Coming from you, this is a surprising assertion, Fil.

Don't tell it to J.P. Sartre or them kinda existentialists, eh? He said something like:

Quote:
Man is the only critter who is what he aint, and aint what he is.
0 Replies
 
Olivier5
 
  1  
Reply Sun 18 Oct, 2015 05:37 am
@FBM,
Quote:
Alternatively, please explain how the putative disembodied mind consciously orders the physical brain to do what it does.

I don't know the mechanism, but if you decide to learn cello (or any other skill), the area in your brain that manages hand movements will progressively grow, if you practice hard enough. In effect, a conscious choice progressively translates into a re-allocation of neurons in your brain.

Quote:
In order for a thought or decision to be an act of free will, it must by definition be a consciously chosen, uncaused cause.

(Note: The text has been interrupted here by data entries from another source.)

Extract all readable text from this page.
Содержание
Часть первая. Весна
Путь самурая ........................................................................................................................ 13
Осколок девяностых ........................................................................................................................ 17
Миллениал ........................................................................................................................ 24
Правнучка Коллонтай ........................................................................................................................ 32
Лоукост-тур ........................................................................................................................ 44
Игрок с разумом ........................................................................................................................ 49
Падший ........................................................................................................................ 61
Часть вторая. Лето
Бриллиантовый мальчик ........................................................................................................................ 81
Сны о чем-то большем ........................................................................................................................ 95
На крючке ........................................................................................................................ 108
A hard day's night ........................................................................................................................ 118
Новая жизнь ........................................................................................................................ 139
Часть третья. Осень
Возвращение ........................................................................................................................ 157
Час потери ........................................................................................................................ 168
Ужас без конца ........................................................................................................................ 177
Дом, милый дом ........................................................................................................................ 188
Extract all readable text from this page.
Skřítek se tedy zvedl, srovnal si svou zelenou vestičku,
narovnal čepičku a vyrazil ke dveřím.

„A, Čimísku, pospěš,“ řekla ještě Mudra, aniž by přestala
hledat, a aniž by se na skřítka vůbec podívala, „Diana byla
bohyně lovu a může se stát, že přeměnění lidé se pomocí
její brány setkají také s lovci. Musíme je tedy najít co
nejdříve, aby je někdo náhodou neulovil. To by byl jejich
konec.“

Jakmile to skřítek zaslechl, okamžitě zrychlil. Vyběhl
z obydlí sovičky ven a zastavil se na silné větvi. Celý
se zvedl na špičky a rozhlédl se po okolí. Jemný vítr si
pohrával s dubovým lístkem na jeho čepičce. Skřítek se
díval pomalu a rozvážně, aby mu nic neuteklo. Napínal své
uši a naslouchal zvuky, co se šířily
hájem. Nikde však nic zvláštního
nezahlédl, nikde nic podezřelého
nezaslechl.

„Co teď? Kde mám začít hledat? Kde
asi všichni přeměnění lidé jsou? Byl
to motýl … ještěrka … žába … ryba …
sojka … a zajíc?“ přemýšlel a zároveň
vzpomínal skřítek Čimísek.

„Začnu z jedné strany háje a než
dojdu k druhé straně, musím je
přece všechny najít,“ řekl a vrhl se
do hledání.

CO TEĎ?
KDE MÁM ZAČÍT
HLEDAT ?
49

Not sure I understand this. Why is there a necessary connection between free will and consciousness? Why can't the subconscious be a part of what makes us free?
FBM
 
  1  
Reply Sun 18 Oct, 2015 05:50 am
@Olivier5,
Olivier5 wrote:

I don't know the mechanism, but if you decide to learn cello (or any other skill), the area in your brain that manages hand movements will progressively grow, if you practice hard enough. In effect, a conscious choice progressively translates into a re-allocation of neurons in your brain.


Well, you're begging the question with regards to the decision to learn the cello. If that decision were the result of subliminal processes, and you have no conscious control over them, then how can that decision be regarded as a freely chosen one?

Quote:
Not sure I understand this. Why is there a necessary connection between free will and consciousness? Why can't the subconscious be a part of what makes us free?


If the decision is determined by the subconscious, then how is it a free one? The act of volition is by definition a conscious one. Volition and instinct/reflexes are very different things, by conventional definitions, no?

layman
 
  1  
Reply Sun 18 Oct, 2015 05:55 am
@Briancrc,
Ollie Said:

Quote:
Many a gambler has fought successively against their addiction and stopped gambling.


Then you ask:

Quote:
If we are free, then what is the struggle?


Are you implying that IF you have a choice, then you will invariably make the best/right one? How ya figure? I might as well ask: If people have free will, then why doesn't everyone always score 100% on every multiple choice test?

You seem to be confusing free will with omniscience and omnipotence.